Puasa menjadi sia-sia ketika kita hanya bisa menahan lapar
dan haus. Allah Swt juga memerintahkan kita untuk menahan amarah atau emosi.
Artinya, orang yang berpuasa diminta untuk menghindari pertengkaran.
Dalam bukunya yang berjudul Terapi Puasa karya Dr. Abdul Jawwad Ash-Shawi menjelaskan, ketika
seseorang yang sedang puasa emosi dan marah, maka adrenalin akan meningkat
tajam. Bahkan, jumlahnya 20 kali lipat lebih banyak dari saat tidak berpuasa.
Jika marah dan pertengkaran terjadi pada masa penyerapan,
maka proses pencernaan makanan akan terganggu. “Karena adrenalin ini
bekerja mengendurkan otot pelembut di sistem pencernaan,” katanya.
Adrenalin juga memperkecil kontraksi kantong empedu,
menyempitkan pembuluh darah koroner, meningkatkan tekanan darah arterial,
hingga menambah volume darah yang mengalir ke jantung. Proses penyerapan
makanan akan terhambat jika seseorang yang sedang puasa marah.
Jika marah saat siang atau sore hari, di masa
pascapenyerapan, maka sisa cadangan glikogen yang tersimpan akan terurai.
Protein tubuh akan dikonversi jadi asam amino dan lebih banyak asam amino yang
teroksidasi.
Baca Juga: Kisah Nabi Khidir, Benarkah Maih Hidup?
Percepatan proses ini menyebabkan kita lebih cepat lelah
karena cadangan glukosa terus menipis menjelang berbuka.
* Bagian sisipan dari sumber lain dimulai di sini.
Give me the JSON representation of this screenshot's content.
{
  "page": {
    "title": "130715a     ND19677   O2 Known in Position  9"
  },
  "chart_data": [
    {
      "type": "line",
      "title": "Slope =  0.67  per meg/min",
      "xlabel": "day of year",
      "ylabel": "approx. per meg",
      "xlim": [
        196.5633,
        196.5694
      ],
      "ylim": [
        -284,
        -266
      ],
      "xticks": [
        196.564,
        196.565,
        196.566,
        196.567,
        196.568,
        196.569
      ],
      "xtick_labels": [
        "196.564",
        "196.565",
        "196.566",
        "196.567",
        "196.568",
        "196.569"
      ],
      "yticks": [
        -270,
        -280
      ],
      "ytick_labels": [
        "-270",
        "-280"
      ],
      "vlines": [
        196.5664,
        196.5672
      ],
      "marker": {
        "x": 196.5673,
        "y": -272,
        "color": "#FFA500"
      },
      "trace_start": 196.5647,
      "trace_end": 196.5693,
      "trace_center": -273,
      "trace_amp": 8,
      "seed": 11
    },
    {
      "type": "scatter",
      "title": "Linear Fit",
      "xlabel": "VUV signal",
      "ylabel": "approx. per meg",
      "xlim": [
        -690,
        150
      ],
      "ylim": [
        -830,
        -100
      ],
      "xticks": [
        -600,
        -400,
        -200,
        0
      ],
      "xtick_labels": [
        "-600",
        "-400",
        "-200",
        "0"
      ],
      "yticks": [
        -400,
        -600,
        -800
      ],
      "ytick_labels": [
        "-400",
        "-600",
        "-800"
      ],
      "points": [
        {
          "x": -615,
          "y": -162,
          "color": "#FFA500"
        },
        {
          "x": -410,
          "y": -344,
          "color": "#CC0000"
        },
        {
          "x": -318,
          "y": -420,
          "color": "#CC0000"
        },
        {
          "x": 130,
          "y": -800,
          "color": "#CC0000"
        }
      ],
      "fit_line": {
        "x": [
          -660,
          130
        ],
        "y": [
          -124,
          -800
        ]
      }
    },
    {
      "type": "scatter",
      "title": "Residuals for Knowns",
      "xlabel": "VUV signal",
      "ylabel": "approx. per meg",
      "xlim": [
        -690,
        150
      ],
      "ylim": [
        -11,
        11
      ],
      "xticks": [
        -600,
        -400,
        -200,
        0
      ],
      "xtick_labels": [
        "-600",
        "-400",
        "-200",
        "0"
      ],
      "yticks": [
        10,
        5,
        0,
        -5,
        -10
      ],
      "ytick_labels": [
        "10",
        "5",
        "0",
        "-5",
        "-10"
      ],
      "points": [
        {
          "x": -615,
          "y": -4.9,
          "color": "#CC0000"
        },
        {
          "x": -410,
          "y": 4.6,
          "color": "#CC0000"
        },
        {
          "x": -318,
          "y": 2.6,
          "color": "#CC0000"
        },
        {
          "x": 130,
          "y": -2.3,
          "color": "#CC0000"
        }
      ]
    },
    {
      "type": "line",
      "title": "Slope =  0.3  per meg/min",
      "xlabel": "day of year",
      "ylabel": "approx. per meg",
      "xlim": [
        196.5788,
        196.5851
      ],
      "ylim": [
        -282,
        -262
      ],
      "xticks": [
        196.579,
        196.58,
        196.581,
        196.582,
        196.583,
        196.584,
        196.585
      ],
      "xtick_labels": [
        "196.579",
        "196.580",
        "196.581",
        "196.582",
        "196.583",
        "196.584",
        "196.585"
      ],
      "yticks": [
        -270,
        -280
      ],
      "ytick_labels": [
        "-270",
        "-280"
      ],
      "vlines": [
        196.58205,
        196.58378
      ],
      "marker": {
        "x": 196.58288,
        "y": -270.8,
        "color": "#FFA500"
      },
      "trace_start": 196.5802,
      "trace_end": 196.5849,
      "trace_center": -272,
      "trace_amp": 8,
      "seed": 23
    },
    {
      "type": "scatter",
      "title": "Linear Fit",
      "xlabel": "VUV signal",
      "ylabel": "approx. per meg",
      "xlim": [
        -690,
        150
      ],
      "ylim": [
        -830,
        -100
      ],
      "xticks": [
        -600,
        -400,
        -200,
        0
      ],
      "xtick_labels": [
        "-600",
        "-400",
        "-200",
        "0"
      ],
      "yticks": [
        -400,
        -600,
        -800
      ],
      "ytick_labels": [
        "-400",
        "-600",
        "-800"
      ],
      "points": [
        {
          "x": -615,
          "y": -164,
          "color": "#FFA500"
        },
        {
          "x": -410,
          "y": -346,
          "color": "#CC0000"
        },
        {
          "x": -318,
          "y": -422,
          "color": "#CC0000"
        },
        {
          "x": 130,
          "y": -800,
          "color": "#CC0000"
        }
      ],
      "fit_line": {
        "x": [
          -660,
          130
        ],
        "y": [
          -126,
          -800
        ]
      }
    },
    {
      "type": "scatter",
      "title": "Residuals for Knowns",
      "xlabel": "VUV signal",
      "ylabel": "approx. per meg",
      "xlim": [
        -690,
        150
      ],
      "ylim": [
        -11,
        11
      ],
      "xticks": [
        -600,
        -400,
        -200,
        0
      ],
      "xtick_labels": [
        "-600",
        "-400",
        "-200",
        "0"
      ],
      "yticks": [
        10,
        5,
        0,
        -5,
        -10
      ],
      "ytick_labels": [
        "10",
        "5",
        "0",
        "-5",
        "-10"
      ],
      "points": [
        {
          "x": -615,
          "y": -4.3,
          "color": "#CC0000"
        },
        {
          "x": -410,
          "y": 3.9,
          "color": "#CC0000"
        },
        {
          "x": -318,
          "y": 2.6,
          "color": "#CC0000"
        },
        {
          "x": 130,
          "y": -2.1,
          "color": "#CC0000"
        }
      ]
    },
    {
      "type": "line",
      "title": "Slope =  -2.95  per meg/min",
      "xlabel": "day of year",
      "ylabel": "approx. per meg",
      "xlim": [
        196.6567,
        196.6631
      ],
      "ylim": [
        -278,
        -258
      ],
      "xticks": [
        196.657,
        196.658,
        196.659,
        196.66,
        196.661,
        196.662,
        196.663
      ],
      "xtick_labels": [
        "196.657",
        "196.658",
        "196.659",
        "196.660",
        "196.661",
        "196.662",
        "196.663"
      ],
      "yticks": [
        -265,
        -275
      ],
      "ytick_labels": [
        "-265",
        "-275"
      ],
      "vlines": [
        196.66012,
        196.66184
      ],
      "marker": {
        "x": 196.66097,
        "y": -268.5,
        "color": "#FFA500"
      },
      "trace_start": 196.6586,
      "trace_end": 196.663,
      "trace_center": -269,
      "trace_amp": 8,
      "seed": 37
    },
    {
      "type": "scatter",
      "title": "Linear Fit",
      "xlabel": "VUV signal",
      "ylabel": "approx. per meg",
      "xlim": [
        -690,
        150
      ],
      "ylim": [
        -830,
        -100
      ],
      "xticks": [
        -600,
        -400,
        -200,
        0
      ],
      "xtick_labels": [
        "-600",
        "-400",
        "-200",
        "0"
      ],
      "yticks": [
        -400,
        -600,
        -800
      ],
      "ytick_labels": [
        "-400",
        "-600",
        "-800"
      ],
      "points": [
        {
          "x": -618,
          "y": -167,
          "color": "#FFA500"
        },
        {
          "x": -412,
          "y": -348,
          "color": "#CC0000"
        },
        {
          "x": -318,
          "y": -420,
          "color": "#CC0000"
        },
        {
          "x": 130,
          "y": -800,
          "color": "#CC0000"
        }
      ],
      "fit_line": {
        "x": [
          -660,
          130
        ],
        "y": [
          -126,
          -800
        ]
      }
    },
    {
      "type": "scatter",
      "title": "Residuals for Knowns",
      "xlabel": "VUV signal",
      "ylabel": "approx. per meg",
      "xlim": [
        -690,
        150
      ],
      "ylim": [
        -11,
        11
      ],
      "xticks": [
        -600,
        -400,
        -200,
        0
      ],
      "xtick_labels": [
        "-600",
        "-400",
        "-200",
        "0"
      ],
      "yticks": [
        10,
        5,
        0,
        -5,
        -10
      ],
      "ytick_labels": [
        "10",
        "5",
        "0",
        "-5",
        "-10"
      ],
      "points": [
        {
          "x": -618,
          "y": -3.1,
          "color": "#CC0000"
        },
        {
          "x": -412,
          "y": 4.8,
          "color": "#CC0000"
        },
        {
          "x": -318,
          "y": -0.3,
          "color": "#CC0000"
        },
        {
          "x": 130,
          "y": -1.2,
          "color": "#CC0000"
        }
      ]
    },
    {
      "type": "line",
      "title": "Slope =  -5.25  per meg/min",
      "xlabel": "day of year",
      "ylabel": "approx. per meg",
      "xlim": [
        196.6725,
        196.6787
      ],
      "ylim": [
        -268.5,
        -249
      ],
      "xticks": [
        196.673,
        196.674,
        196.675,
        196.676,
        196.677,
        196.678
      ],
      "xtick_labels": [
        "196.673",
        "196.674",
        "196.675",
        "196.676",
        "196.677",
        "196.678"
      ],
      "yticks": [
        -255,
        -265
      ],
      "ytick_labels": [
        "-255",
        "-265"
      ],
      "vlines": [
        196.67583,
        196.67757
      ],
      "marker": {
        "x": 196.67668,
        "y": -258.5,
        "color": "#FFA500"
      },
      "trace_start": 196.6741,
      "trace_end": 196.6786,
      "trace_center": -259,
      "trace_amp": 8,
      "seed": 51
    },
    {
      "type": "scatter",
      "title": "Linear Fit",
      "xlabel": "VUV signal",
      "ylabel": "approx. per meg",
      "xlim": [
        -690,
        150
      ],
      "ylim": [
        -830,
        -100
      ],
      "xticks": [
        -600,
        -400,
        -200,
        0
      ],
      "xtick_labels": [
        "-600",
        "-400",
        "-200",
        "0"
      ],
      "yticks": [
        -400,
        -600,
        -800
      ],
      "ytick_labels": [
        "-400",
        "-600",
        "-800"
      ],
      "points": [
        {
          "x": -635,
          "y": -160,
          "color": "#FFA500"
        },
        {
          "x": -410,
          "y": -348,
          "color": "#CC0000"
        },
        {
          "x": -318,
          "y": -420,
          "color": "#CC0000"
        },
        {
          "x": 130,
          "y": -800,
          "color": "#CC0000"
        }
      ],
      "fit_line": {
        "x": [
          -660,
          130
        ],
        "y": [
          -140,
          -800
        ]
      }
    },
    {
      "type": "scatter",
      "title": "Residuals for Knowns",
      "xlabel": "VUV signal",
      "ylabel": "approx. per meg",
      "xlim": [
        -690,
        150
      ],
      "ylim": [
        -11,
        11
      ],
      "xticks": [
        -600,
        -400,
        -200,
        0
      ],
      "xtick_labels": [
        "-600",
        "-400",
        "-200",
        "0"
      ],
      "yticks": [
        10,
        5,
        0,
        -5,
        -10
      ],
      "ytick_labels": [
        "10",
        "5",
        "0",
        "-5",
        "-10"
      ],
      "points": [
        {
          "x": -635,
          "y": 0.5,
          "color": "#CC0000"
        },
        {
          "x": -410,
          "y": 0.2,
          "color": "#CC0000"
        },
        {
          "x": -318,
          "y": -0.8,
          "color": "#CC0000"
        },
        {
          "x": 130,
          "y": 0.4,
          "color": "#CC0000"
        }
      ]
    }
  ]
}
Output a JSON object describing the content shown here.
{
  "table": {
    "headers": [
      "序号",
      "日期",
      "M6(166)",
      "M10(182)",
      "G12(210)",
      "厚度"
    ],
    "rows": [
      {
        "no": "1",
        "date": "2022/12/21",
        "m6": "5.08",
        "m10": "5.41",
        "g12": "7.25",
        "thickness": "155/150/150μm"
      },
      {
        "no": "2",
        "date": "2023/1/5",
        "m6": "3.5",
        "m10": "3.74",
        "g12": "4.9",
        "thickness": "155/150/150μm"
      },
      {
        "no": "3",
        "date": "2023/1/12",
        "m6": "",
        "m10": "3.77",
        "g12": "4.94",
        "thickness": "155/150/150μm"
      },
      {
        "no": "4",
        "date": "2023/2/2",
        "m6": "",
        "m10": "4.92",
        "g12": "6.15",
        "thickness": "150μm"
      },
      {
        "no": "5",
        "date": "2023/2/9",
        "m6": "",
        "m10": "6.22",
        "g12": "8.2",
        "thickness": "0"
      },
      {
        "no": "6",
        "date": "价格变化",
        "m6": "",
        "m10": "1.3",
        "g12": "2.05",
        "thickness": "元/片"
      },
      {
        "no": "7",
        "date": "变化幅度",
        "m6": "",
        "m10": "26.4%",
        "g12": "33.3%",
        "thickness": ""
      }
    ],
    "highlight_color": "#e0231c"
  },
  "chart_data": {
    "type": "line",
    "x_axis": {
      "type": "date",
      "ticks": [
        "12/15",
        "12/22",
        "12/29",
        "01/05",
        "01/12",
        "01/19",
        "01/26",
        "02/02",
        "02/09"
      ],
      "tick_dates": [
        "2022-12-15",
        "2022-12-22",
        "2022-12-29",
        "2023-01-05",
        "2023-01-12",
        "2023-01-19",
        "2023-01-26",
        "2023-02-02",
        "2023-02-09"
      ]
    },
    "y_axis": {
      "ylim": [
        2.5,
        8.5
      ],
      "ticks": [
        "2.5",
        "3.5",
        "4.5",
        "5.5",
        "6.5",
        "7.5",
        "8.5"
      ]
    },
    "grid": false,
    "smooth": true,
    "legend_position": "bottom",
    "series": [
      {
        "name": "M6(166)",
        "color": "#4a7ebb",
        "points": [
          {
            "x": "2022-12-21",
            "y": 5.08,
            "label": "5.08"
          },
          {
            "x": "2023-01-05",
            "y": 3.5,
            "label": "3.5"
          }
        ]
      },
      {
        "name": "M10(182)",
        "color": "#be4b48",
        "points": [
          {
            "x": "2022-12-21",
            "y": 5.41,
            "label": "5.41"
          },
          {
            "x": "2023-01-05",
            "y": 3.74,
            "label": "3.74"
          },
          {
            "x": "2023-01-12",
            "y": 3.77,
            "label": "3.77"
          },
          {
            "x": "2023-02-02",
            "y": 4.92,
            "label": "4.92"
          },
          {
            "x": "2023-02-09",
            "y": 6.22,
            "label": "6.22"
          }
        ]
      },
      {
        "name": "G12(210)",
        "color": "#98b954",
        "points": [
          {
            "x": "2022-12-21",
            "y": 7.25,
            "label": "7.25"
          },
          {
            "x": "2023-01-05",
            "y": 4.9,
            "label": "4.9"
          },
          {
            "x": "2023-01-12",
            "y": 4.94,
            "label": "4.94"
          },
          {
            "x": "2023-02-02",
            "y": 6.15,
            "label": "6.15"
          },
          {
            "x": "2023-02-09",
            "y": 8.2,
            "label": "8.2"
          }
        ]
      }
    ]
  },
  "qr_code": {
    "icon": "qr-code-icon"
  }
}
Jika melebihi batas,
glukosa-glukosa di dalam tubuh bisa jadi terbuang melalui urin dan keringat.
Karena marah akan membuat kita jadi lebih berkeringat.
Sehingga tubuh akan kehilangan energi yang seharusnya dihemat. Maka tidak heran
jika Rasulullah Saw menyarankan kita untuk menghindari amarah, emosi, hingga
pertengkaran.
Diriwayatkan Abu Hurairah ra., Rasulullah Saw bersabda, “Jika salah seorang kalian berpuasa,
maka hendaklah ia tidak berkata atau berbuat jorok, berteriak-teriak, membuat
gaduh. Kemudian jika ada seorang yang memaki-maki atau menantang berkelahi,
maka hendaklah ia mengatakan ‘saya sedang puasa.'” (H.R. Bukhari dan Muslim).